* Ian Pilcher (arequipeno@gmail.com) wrote:
> On 12/02/2013 02:17 PM, Tom Lane wrote:
> > Ian Pilcher <arequipeno@gmail.com> writes:
> >> Yes. And the problem is that there is no way to prevent OpenSSL from
> >> accepting intermediate certificates supplied by the client. As a
> >> result, the server cannot accept client certificates signed by one
> >> intermediate CA without also accepting *any* client certificate that can
> >> present a chain back to the root CA.
> >
> > Isn't that sort of the point?
Yes.
> I'm not sure what you're asking.
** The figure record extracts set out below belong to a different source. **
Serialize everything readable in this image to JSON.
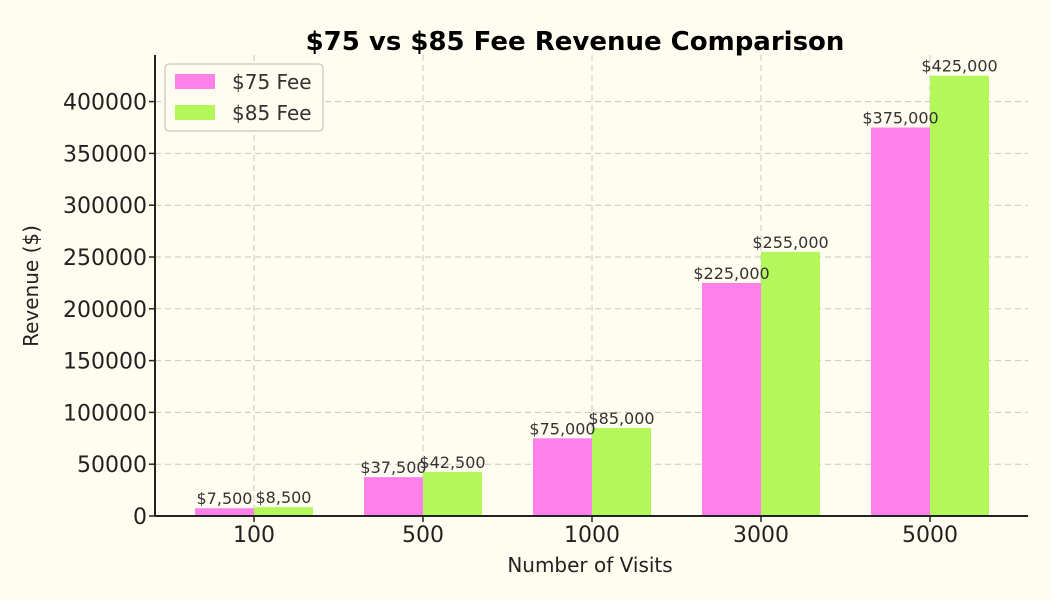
{
  "chart_data": {
    "type": "bar",
    "title": "$75 vs $85 Fee Revenue Comparison",
    "xlabel": "Number of Visits",
    "ylabel": "Revenue ($)",
    "categories": [
      "100",
      "500",
      "1000",
      "3000",
      "5000"
    ],
    "series": [
      {
        "name": "$75 Fee",
        "color": "#ff80e8",
        "values": [
          7500,
          37500,
          75000,
          225000,
          375000
        ],
        "labels": [
          "$7,500",
          "$37,500",
          "$75,000",
          "$225,000",
          "$375,000"
        ]
      },
      {
        "name": "$85 Fee",
        "color": "#b3f75a",
        "values": [
          8500,
          42500,
          85000,
          255000,
          425000
        ],
        "labels": [
          "$8,500",
          "$42,500",
          "$85,000",
          "$255,000",
          "$425,000"
        ]
      }
    ],
    "ylim": [
      0,
      445000
    ],
    "yticks": [
      0,
      50000,
      100000,
      150000,
      200000,
      250000,
      300000,
      350000,
      400000
    ],
    "grid": true,
    "legend_position": "top-left"
  }
}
The desired behavior (IMO) would be to
> accept client certificates signed by some intermediate CAs without
> accepting any client certificate that can present a chain back to the
> trusted root. This is currently not possible, mainly due to the way
> that OpenSSL works.
It's not possible because of the way certificate chains are *intended*
to work.. What you're asking for is something which was not a use-case
for certificates. Cross-organizational trusts were done through
'bridge' CAs, which then can have policies about what attributes are
allowed to pass through a bridge or be trusted from a not-our-root-CA.
Intermediate certificates are not the same thing and were never intended
to be used in the way you're asking for.